Ein Endlos-Stau wäre die Folge, warnt etwa der dänische Spediteur DSV. Der könnte sich über die gesamte 130 Kilometer lange Strecke zwischen London und Dover erstrecken, sagte DSV-Chef Jens Bjorn Andersen. In Dover werden rund 17 Prozent der Güter für das Vereingte Königreich abgefertigt. Jeden Tag rollen rund 10.000 Laster durch den Hafen.

Die Deutsche Post arbeitet einer Sprecherin zufolge deshalb bereits seit zwölf Monaten an Notfallplänen. Der Konzern beschäftigt im Vereinigten Königreich rund 54.000 Mitarbeiter und betreibt dort rund 500 Standorte.

Die Pflicht zur Zoll-Abfertigung über Nacht würde alle Kapazitäten an Stellplätzen und Personal sprengen – ein totales Verkehrschaos droht. Und dadurch schwerste Liefer-Engpässe mit weitreichenden Auswirkungen für etliche Branchen – auch in Deutschland. Denn Großbritannien ist ein wichtiger Abnehmer für Maschinen, Autos und chemische Produkte aus der Bundesrepublik.

Laut Außenhandels-Präsident Holger Bingmann ist die Zeit vor dem eigentlich für Ende März vorgesehenen EU-Ausstieg zu knapp, um sich in erforderlicher Weise auf einen harten Brexit vorzubereiten: „Ein ungeordnetes Ausscheiden riskiert ein bilaterales Außenhandelsvolumen Deutschlands von über 175 Milliarden Euro – an Ein- und Ausfuhren von Waren und Dienstleistungen.“

Bingmann zufolge droht bei einem ungeordneten Brexit eine „durchschlagende Rezession in der britischen Wirtschaft, die auch an Deutschland nicht unbemerkt vorüberziehen würde“.

Engpässe und Produktionsstopps möglich

Auch vereinbarte Produktionsstandards und -Genehmigungen erlöschen mit dem Brexit. Die Pharma- und Chemie-Konzerne zittern deshalb vor dem ungeordneten Briten-Austritt. Denn dann könnten fehlende Registrierungen oder Zulassungen für Produkte zahlreiche Lieferketten „mit einem Schlag zum Erliegen bringen“, sagt ein Sprecher des Bundesverbandes der Chemischen Industrie.

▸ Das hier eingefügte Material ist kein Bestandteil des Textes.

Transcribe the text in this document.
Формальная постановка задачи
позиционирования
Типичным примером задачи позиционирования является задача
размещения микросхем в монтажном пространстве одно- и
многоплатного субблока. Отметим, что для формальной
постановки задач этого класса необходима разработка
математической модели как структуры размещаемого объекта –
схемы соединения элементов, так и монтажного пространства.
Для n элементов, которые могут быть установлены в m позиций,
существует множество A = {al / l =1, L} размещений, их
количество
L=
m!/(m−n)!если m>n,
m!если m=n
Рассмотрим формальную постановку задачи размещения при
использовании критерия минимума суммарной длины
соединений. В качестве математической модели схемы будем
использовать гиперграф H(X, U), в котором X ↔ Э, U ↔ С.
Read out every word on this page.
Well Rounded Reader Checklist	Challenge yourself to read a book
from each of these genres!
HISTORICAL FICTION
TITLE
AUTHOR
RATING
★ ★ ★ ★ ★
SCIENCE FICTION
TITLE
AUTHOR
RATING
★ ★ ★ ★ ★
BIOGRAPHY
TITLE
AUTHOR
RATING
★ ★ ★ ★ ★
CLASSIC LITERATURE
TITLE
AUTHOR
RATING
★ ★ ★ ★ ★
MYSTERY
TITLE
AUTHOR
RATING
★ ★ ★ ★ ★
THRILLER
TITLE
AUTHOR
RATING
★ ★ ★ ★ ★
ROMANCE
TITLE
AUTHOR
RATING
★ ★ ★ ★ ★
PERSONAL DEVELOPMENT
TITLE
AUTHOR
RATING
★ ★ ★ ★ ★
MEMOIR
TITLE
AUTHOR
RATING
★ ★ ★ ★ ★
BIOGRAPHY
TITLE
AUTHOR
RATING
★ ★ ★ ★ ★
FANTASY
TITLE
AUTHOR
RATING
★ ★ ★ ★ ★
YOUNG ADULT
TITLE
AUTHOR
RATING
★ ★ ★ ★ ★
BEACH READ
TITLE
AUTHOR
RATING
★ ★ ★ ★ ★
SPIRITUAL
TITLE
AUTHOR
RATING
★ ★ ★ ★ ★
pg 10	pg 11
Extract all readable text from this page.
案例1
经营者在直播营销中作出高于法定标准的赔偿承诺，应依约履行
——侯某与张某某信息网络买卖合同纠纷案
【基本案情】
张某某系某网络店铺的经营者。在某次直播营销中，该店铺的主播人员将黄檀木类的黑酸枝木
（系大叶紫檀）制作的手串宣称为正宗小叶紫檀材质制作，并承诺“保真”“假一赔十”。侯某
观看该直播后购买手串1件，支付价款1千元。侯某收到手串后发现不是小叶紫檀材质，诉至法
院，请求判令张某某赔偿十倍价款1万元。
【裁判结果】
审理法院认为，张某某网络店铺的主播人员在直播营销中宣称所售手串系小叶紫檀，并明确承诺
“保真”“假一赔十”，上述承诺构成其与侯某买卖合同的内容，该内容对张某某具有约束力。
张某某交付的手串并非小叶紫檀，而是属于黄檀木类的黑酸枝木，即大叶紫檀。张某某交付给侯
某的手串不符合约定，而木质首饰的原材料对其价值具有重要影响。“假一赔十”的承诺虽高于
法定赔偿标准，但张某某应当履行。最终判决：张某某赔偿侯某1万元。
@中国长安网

► Der Verband forschender Arzneimittelhersteller fürchtet ferner „medizinische Engpässe“ in Großbritannien. Jährlich würden eine Milliarde Arzneipackungen zwischen dem Land und der übrigen EU gehandelt.

BMW produziert sogar in Großbritannien. Der Autobauer bereitet sich jetzt schon auf den Chaos-Brexit vor, will die jährliche Herstellungspause auf April vorziehen. Die BMW-Fabrik im britischen Oxford will BMW früheren Angaben zufolge nach dem Brexit für etwa einen Monat schließen.